Circumcision reportedly reduces the risk of HIV infection by half for adult males in Kenya and Uganda. The findings, which only apply to heterosexual transmission of HIV from women to men, will have less impact in the United States.

  • According to a recent article written by the Los Angeles Times, a new study was conducted among nearly 8,000 adult males in Kenya and Uganda. This study reportedly showed that circumcision reduces the risk of HIV infection by half. The findings, which only apply to heterosexual transmission of HIV from women to men, will have less impact in the United States, where 80% of males are circumcised and homosexual contact between men still plays a major role in transmission of the virus. But they could have a major effect in the rest of the world, where heterosexual contact is the major form of transmission. However, experts cautioned that circumcision does not eliminate risk.
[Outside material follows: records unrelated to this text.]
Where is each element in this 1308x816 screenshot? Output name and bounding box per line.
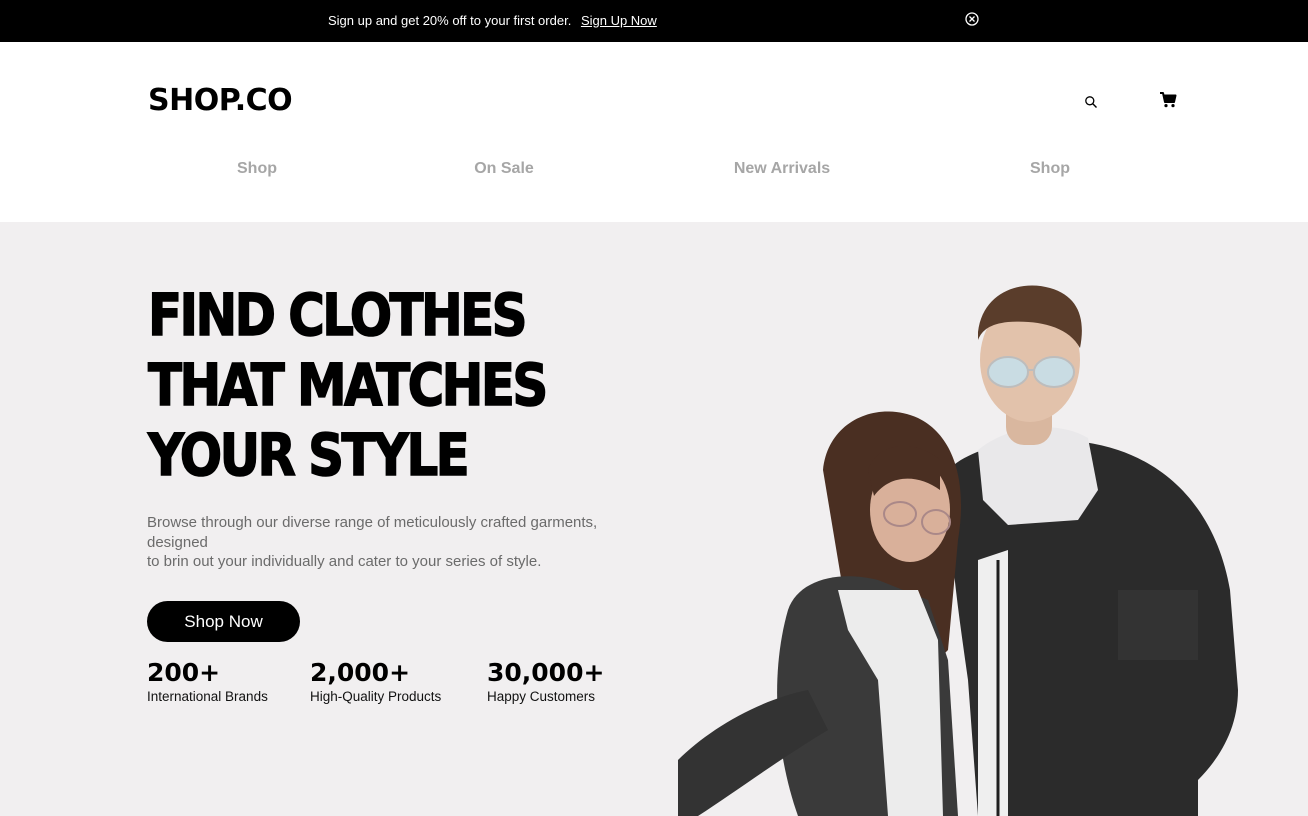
description-line: Browse through our diverse range of meti… xyxy=(147,514,598,531)
stat-label: Happy Customers xyxy=(487,689,596,704)
headline-line: THAT MATCHES xyxy=(147,350,549,420)
logo[interactable]: SHOP.CO xyxy=(148,84,293,118)
stat-value: 2,000+ xyxy=(310,658,411,687)
nav-item-on-sale[interactable]: On Sale xyxy=(474,160,534,178)
announcement-text: Sign up and get 20% off to your first or… xyxy=(328,13,572,28)
stat-label: High-Quality Products xyxy=(310,689,442,704)
cart-icon[interactable] xyxy=(1159,91,1177,109)
sign-up-link[interactable]: Sign Up Now xyxy=(581,13,657,28)
announcement-bar: Sign up and get 20% off to your first or… xyxy=(0,0,1308,42)
announcement-message: Sign up and get 20% off to your first or… xyxy=(328,13,657,29)
stat-value: 30,000+ xyxy=(487,658,605,687)
search-icon[interactable] xyxy=(1084,95,1098,109)
stat-label: International Brands xyxy=(147,689,268,704)
headline-line: YOUR STYLE xyxy=(147,420,470,490)
nav-item-new-arrivals[interactable]: New Arrivals xyxy=(734,160,830,178)
hero-section: FIND CLOTHES THAT MATCHES YOUR STYLE Bro… xyxy=(0,222,1308,816)
hero-headline: FIND CLOTHES THAT MATCHES YOUR STYLE xyxy=(147,280,549,490)
hero-description: Browse through our diverse range of meti… xyxy=(147,513,667,572)
nav-item-shop-2[interactable]: Shop xyxy=(1030,160,1070,178)
headline-line: FIND CLOTHES xyxy=(147,280,528,350)
description-line: designed xyxy=(147,533,208,551)
stat-brands: 200+ International Brands xyxy=(147,658,268,705)
stat-products: 2,000+ High-Quality Products xyxy=(310,658,441,705)
stat-customers: 30,000+ Happy Customers xyxy=(487,658,604,705)
description-line: to brin out your individually and cater … xyxy=(147,553,542,570)
main-nav: Shop On Sale New Arrivals Shop xyxy=(0,160,1308,180)
shop-now-button[interactable]: Shop Now xyxy=(147,601,300,642)
hero-models-image xyxy=(678,285,1238,816)
close-icon[interactable] xyxy=(964,11,980,27)
stat-value: 200+ xyxy=(147,658,221,687)
nav-item-shop[interactable]: Shop xyxy=(237,160,277,178)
The procedure “has to be integrated with all the other things that we do to prevent new HIV infections,” said epidemiologist Robert Bailey of the University of Illinois at Chicago, who led the Kenya study. Circumcision rates vary widely in Africa. The average is just over 60% for the entire continent, but less than 20% in South Africa, where the AIDS epidemic is most severe. According to Dr. Kevin DeCock, director of the World Health Organization’s department of HIV/AIDS, circumcision is “not a magic bullet but it has the potential to prevent many hundreds of thousands and perhaps millions of infections over coming years.1

1Circumcision Found to Lower HIV Risk, Los Angeles Times, December 14, 2006.